Although the literary framing device reminds us that the American West was almost always as much a collective fiction as a real place, the Coen's West is not the dime-novel world of clean-living, straight-shooting heroes and rough-edged but likable villains. Those stereotypes are tossed into the boneyard in the first two segments. One is a slight shaggy-dog story with James Franco as an unsuccessful bank robber, and the other is the film's prologue, in which the titular Buster Scruggs (Tim Blake Nelson), an insufferable white-suited singing cowboy, wreaks havoc with a Looney Tunes ferocity that recalls Raising Arizona (only bloodier).

With pulp heroes and villains so easily cast aside, the remaining episodes take their cues from nineteenth-century writers such as Bret Harte.

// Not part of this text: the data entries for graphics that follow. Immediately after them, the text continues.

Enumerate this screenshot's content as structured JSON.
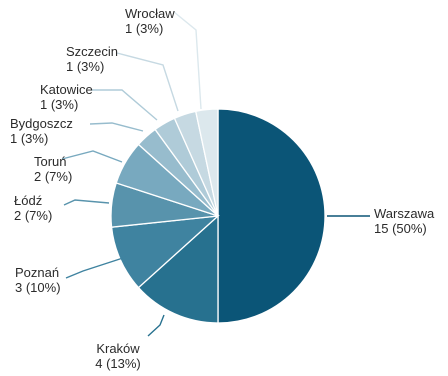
{
  "chart_data": {
    "type": "pie",
    "title": "",
    "start_angle_deg": 0,
    "direction": "clockwise",
    "slices": [
      {
        "name": "Warszawa",
        "value": 15,
        "value_label": "15 (50%)",
        "color": "#0b5577",
        "label_side": "right"
      },
      {
        "name": "Kraków",
        "value": 4,
        "value_label": "4 (13%)",
        "color": "#27718f",
        "label_side": "left"
      },
      {
        "name": "Poznań",
        "value": 3,
        "value_label": "3 (10%)",
        "color": "#3f83a0",
        "label_side": "left"
      },
      {
        "name": "Łódź",
        "value": 2,
        "value_label": "2 (7%)",
        "color": "#5893ac",
        "label_side": "left"
      },
      {
        "name": "Toruń",
        "value": 2,
        "value_label": "2 (7%)",
        "color": "#78a9bf",
        "label_side": "left"
      },
      {
        "name": "Bydgoszcz",
        "value": 1,
        "value_label": "1 (3%)",
        "color": "#97bccd",
        "label_side": "left"
      },
      {
        "name": "Katowice",
        "value": 1,
        "value_label": "1 (3%)",
        "color": "#afcbd8",
        "label_side": "left"
      },
      {
        "name": "Szczecin",
        "value": 1,
        "value_label": "1 (3%)",
        "color": "#c6d9e2",
        "label_side": "left"
      },
      {
        "name": "Wrocław",
        "value": 1,
        "value_label": "1 (3%)",
        "color": "#dce8ed",
        "label_side": "left"
      }
    ]
  }
}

They are stories of ordinary people facing the struggles of the West with nary a Randolph Scott or Glenn Ford in sight. It's an unusual assortment: A bilateral amputee, accompanied only by his unscrupulous manager (Liam Neeson), shares his oratory skills with settlers for the cost of a few coins. An old prospector (Tom Waits, in an inspired performance that earns him the "Grizzled Old Man" crown last held by Harry Dean Stanton) spends solitary weeks digging holes, panning gold samples and muttering to himself. A young woman (Zoe Kazan) finds herself alone without family or prospects on the Oregon Trail. A group of people from markedly different social positions — including a proud matron (Tyne Daly), a trapper and a pair of bounty hunters — discuss morality and the nature of humanity in an uncomfortable stagecoach ride that recalls what might have happened in John Ford's 1939 film if John Wayne hadn't arrived to shake things up.

Beautifully photographed by Bruno Delbonnel (this is the first Coen film to use digital photography) and scored by longtime collaborator Carter Burwell, Buster Scruggs nods to a few familiar generic models but doesn't subscribe to any of them. It's not the revisionist West of Peckinpah, nor does it aim for a post-historic reading of the wilderness-vs.-civilization account of Western Expansion.

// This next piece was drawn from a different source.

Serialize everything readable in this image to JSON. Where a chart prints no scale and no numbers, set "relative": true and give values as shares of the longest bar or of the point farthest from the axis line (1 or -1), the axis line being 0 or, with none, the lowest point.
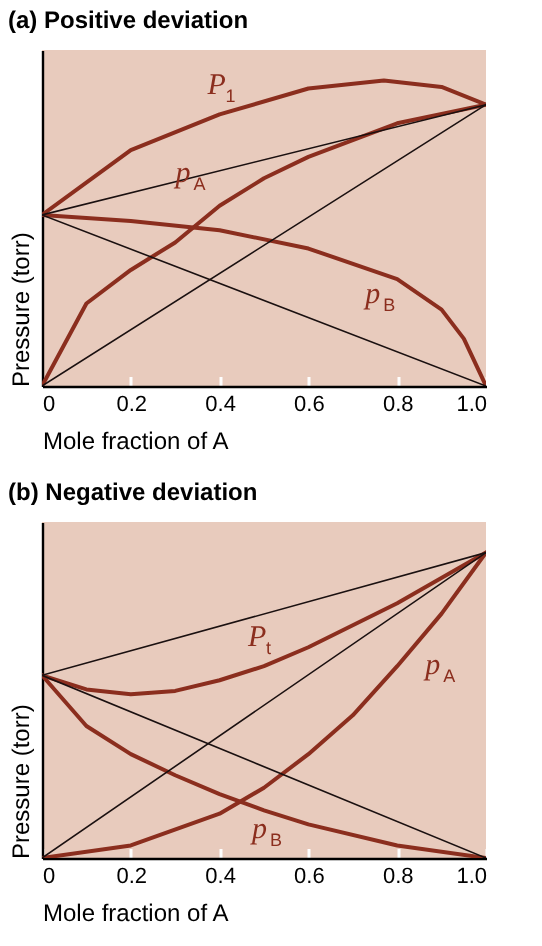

It is also, in spite of its comic moments, a very dark vision. What gives the film a subtle depth and weaves the six episodes together is the Coen's perception that, when you strip away the fancy six-guns and the reputations as embroidered as the shirts of the men holding them, the Western has, to borrow a famous description from Sergio Leone, "something to do with death." Mortality dominates all but one of the episodes, and even that exception (the story of the prospector) is far from a walk in the spring rain. Death is a constant presence, rarely more than a few steps away, and several episodes feel as if they're just a plot twist away from turning into ghost stories.

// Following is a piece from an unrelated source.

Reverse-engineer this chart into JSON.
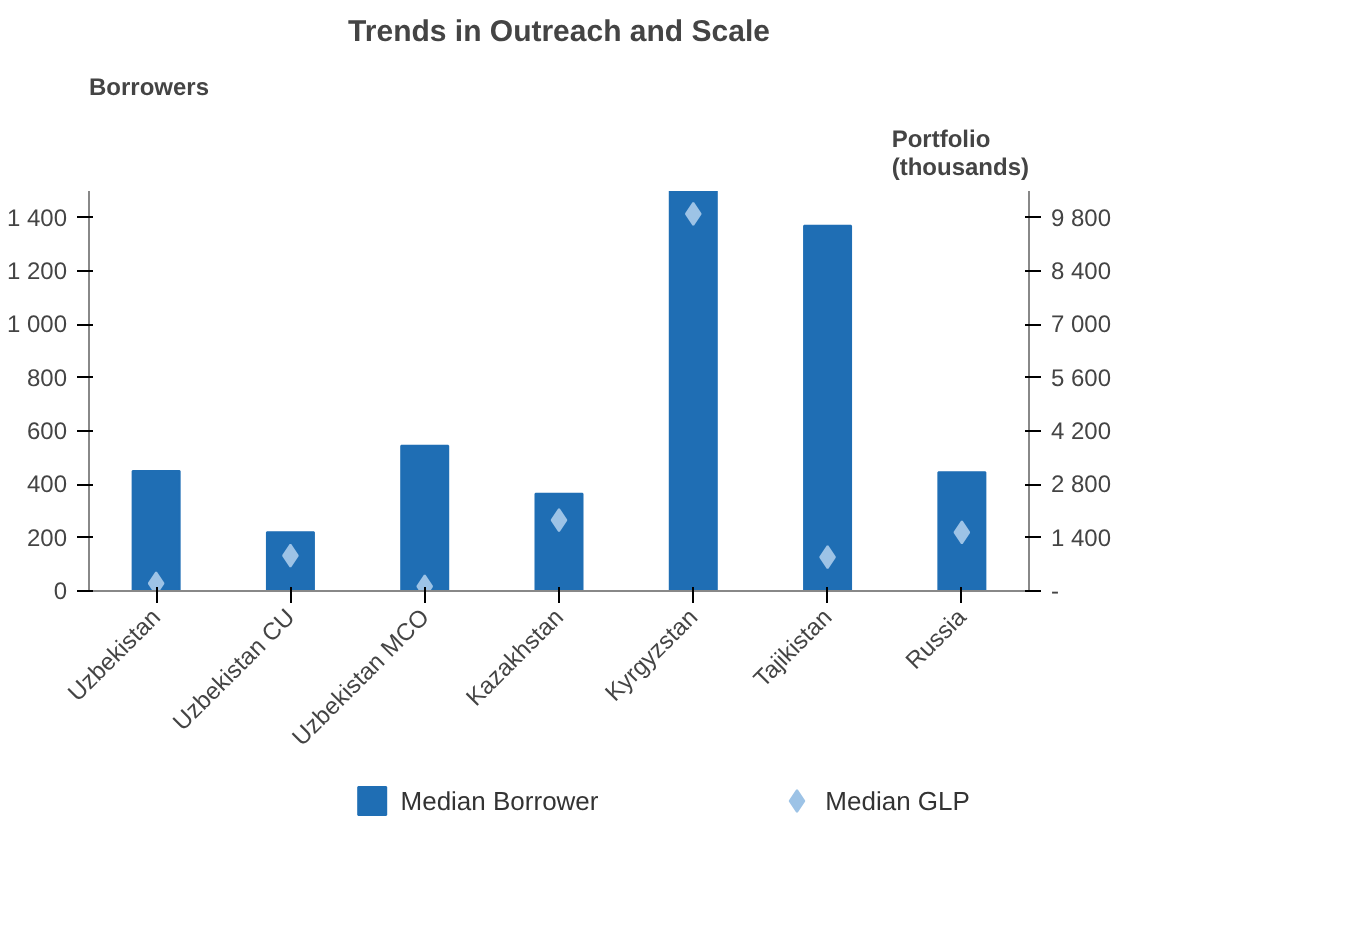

And yet, despite the encroaching sense of mortality, Buster Scruggs isn't morbid or even — for the most part — callously dark-humored. Life can be harsh, unfair and even vicious, but the filmmakers never lose their bemused respect for its many forms. As we've come to expect from the Coens, their version of the cruel and arduous West is tempered by a generous but constantly absurdist view of humanity, of characters who act less from reason than from instinct (and often very bad instinct at that).